It’s easy to get distracted. We find ourselves and our feet on the hair have already escaped. It may be through the private tunnel where the palace can be seen from the balcony tables. Or because of the vineyards surrounded by forests and the mountains of São Francisco and São Luis. Or through the panoramic tasting room, with postcard views of the Arrabida massif. It’s natural: in Quinta de Alcube everything seems to be there until we distract ourselves from the most important things.
So, let’s go straight to the most important thing. Quinta de Alcube wines are special, the result of the landscape in which they were born. No, the farm is not “close” or even “overlooking” the Arrabida Natural Park: the Alcube is located exactly within the protected area, and is part of it.
Vineyards, covering 40 hectares on a property five times larger, space flowering lawns, patches of cork and holm oaks, stretches of pine forests, and stream banks that play with more color on rainy days. Everywhere, nature ablaze. But we were talking about liquor.
Extended life with less intervention
The region in which they are born gives them character. The soil, “richer” than that in most of the region, is clayey limestone, “with plenty of water available at shallow depths”. The explanation was given by Pedro Serra, whose family has been associated with this valley for at least six generations. The farm was owned by Pedro’s grandfather, and a quarter of a century ago his father, João Serra, bought it from the family. Joao, an agronomist by training, is more involved in the vineyards, Pedro is in charge of management and Alexandra, his sister, is in charge of events and tastings.
“And the microclimate of this valley” — Pedro continues, giving Setubal as a comparison term, six kilometers in a straight line — “gives temperature differences of up to six degrees, higher in summer, lower in winter.” With this temperature range, “the wines are fuller, more alcoholic.” White is about 14%, red is 15%. This does not mean that the Serra family is striving to produce a solid wine. They are interested in lower residual sugar content, “which means fewer stabilizers, and therefore less interference,” and the idea of longer-lived wines. And of course, personal taste comes in here too. “Since I’m not from the wine world,” Pedro explains, “I’m not very attached to the presets of how wine is made. We’ve worked to our taste from the start.”
A good example of them doing something right is that produce tends to sell out quickly, which is even more impressive if we consider that they only sell on the farm. In the shop, where they also serve cheese boards and sausages, at the same counter where they sell Azeitão cheeses, locally produced biscuits, and oranges from the farm. Or in the panoramic tasting room, spacious and full of natural light, finally shown, ready as it was before the pandemic brought wine tourism to a halt.
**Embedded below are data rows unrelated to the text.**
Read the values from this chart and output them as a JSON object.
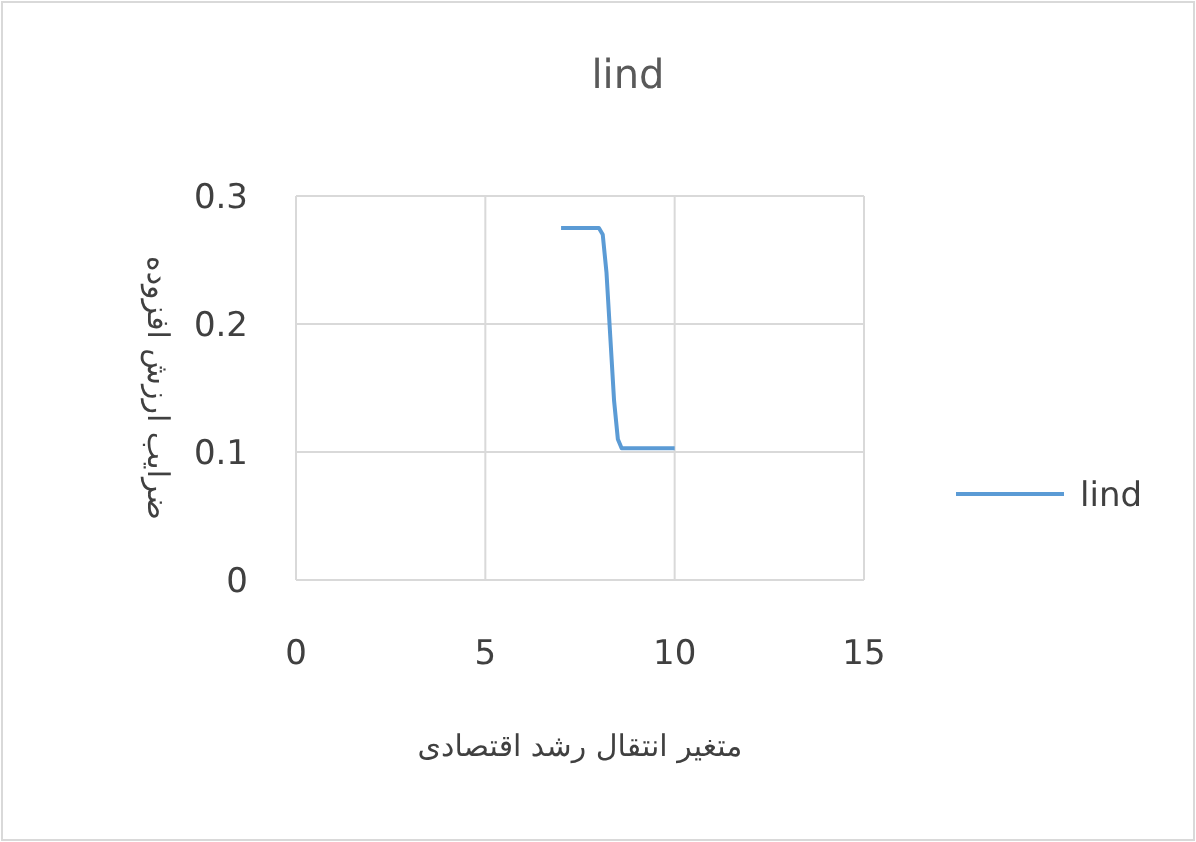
{
  "chart_data": {
    "type": "line",
    "title": "lind",
    "xlabel": "متغیر انتقال رشد اقتصادی",
    "ylabel": "ضرایب ارزش افزوده",
    "series": [
      {
        "name": "lind",
        "color": "#5b9bd5",
        "x": [
          7,
          8,
          8.1,
          8.2,
          8.3,
          8.4,
          8.5,
          8.6,
          10
        ],
        "values": [
          0.275,
          0.275,
          0.27,
          0.24,
          0.19,
          0.14,
          0.11,
          0.103,
          0.103
        ]
      }
    ],
    "xlim": [
      0,
      15
    ],
    "ylim": [
      0,
      0.3
    ],
    "xticks": [
      0,
      5,
      10,
      15
    ],
    "yticks": [
      0,
      0.1,
      0.2,
      0.3
    ],
    "grid": true,
    "legend": "right"
  }
}
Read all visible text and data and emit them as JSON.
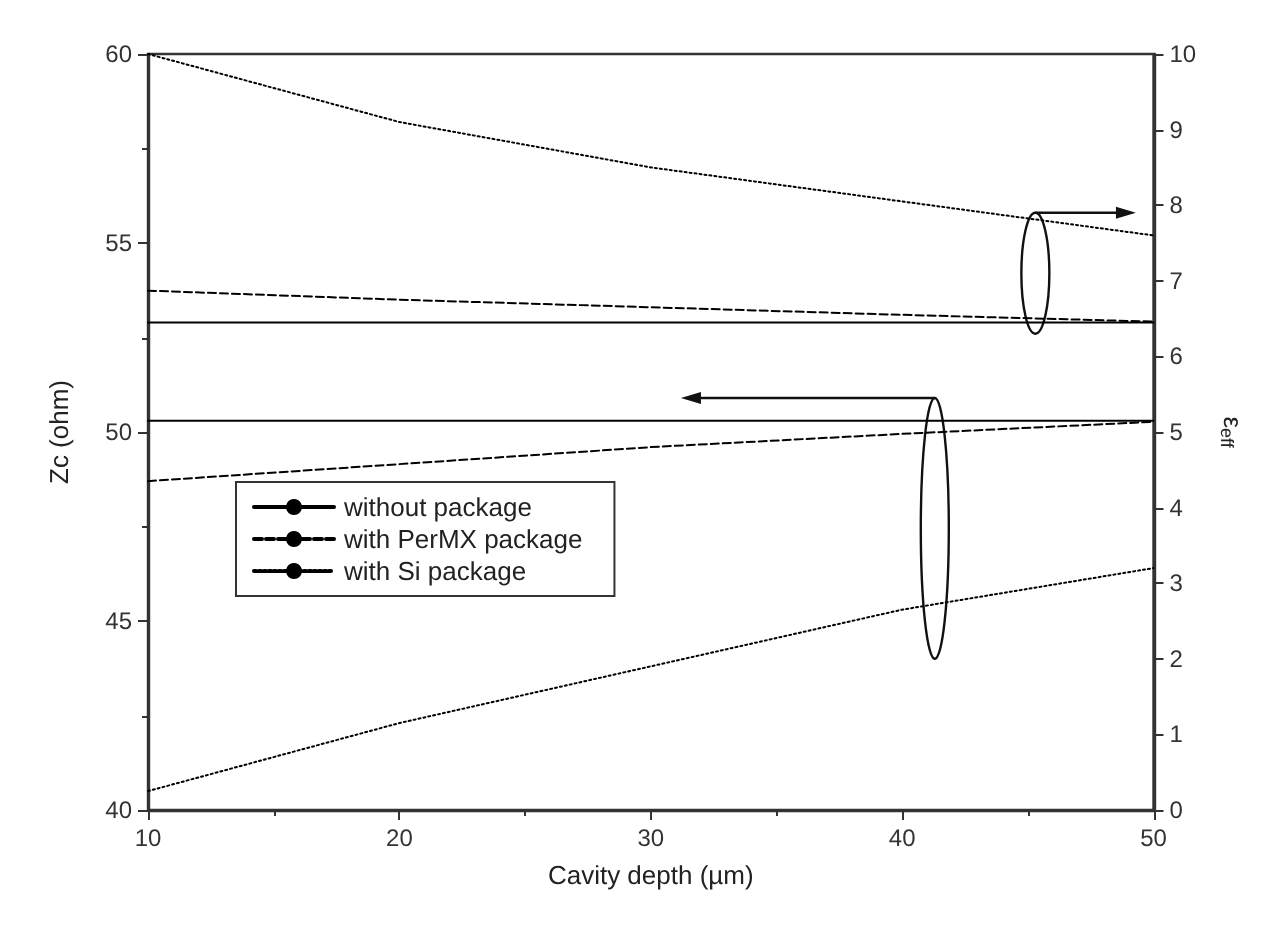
{
  "chart_data": {
    "type": "line",
    "xlabel": "Cavity depth (µm)",
    "ylabel": "Zc (ohm)",
    "y2label": "ε$_{eff}$",
    "x": [
      10,
      20,
      30,
      40,
      50
    ],
    "xlim": [
      10,
      50
    ],
    "xticks": [
      10,
      20,
      30,
      40,
      50
    ],
    "ylim": [
      40,
      60
    ],
    "yticks": [
      40,
      45,
      50,
      55,
      60
    ],
    "y2lim": [
      0,
      10
    ],
    "y2ticks": [
      0,
      1,
      2,
      3,
      4,
      5,
      6,
      7,
      8,
      9,
      10
    ],
    "grid": false,
    "legend": "left",
    "marker": "none",
    "series": [
      {
        "name": "without package",
        "color": "#000000",
        "line_style": "solid",
        "values": [
          50.3,
          50.3,
          50.3,
          50.3,
          50.3
        ]
      },
      {
        "name": "with PerMX package",
        "color": "#000000",
        "line_style": "dashed",
        "values": [
          48.7,
          49.15,
          49.6,
          49.95,
          50.27
        ]
      },
      {
        "name": "with Si package",
        "color": "#000000",
        "line_style": "dotted",
        "values": [
          40.5,
          42.3,
          43.8,
          45.3,
          46.4
        ]
      },
      {
        "color": "#000000",
        "line_style": "solid",
        "axis": "y2",
        "values": [
          6.45,
          6.45,
          6.45,
          6.45,
          6.45
        ]
      },
      {
        "color": "#000000",
        "line_style": "dashed",
        "axis": "y2",
        "values": [
          6.87,
          6.75,
          6.65,
          6.55,
          6.46
        ]
      },
      {
        "color": "#000000",
        "line_style": "dotted",
        "axis": "y2",
        "values": [
          10.0,
          9.1,
          8.5,
          8.05,
          7.6
        ]
      }
    ]
  }
}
The best way to get there is through the crypt, through a ‘chronological’ trail that tells the history of the valley through the archaeological remains found there. Witness the richness of this cultivated land since ancient times.
In search of balance
The fifth is suitable for walking. There are signs identifying plant species, grape varieties listed, and there’s no shortage of shade where you can stop to open up wine, appropriate cheese, and take advantage of the natural park surroundings. In keeping with the landscape of which it is a part, Quinta de Alcube has its own vineyards in integrated production, allowing “to fight what is harmful to the plant with less impact on the environment”, without entering the biological sphere, something Pedro disbelief says: “No I think it can be produced [biológica] On a scale for humanity.” Sustainability is also: Feeding a Planet.
This concern also fits with the method of harvesting, through mechanical means that allow for gains in speed and in the selection of groups according to the stage of maturity: “With this, we can choose the day of picking based on what we need,” explains Pedro, defending minimal interference with vines and materials raw. “The less man interferes with grapes and wine, the more wine is the mirror of the region.” On the tasting room table with this view that insists on distracting us from the glass, we discover all this area, in many The nuancesIt is reflected in the wine. Poetry, almost unnoticed, insists on entering into the conversation. Alcube does this for us.
Quinta de Cuba
Rua do Alto das Necessidades, Azeitão (Setúbal)
GPS: 38.5309, -8.9722
Shop from 9 a.m. to 1 p.m. and from 2 p.m. to 6 p.m.
Visits and tastings subject to appointment (from 6.50 €, with tastings of 4 wines)
This article was published in the third issue of Solo magazine.